Wel zweeft een weemoed door de straten dankzij de ietwat vale beelden waarin het neonlicht van de kruizen voor de meeste kleur zorgt. Het geeft de droom van een beter leven - als de verkoop een keer wil vlotten - een melancholische ondertoon. Tegelijkertijd observeert Kotetishvili met humor. Gonga en Bart houden wel van een geintje, zeker wanneer ze rondstruinen op de schroothoop. Wanneer Bart onvermijdelijk in de problemen komt met twee schurken die nog geld van hem krijgen, levert dat een voor hem persoonlijk pijnlijk, maar alsnog droogkomisch tafereel op.

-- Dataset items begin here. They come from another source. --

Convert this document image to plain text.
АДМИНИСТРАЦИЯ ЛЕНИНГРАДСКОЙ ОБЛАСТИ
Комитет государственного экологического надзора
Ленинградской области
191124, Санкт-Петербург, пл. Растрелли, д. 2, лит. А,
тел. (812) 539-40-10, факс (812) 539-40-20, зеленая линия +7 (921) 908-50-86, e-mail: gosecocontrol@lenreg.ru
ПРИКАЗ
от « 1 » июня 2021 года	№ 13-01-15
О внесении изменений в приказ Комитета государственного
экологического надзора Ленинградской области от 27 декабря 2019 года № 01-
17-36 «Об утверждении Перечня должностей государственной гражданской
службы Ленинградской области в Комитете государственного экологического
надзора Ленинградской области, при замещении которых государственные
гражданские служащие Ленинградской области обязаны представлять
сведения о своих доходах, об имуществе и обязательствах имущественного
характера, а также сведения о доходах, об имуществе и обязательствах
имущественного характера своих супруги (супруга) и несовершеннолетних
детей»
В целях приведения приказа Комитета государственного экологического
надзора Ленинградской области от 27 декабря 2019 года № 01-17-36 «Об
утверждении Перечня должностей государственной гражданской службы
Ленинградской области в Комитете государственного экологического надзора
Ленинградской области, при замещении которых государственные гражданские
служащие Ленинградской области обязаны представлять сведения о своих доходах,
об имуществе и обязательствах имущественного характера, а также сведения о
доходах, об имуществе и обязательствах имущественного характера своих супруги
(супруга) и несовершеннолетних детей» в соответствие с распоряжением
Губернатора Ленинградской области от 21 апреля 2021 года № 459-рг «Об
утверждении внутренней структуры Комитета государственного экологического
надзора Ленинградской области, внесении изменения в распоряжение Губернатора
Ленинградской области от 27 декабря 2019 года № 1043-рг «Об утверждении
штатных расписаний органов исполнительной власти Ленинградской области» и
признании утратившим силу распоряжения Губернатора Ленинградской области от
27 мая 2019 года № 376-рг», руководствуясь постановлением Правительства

Financiële problemen drijven Gonga en Bart uiteindelijk uit elkaar. Toch vormden ze even een koddig duo. Gonga, het brein achter het lumineuze idee van de kruizen, draagt prominent een shirt van de punkband Misfits, maar blijft altijd kalm. Bart is onverantwoordelijker, maar altijd met een gelatenheid. Kotetishvili filmt op gepaste afstand hoe ze samen brood, kaas en rauwkost als avondmaaltijd hebben, wat vertederend aanvoelt in al zijn eenvoud. Maar in deze losse film is de ware constante de voelbare liefde voor Tbilisi en haar mensen.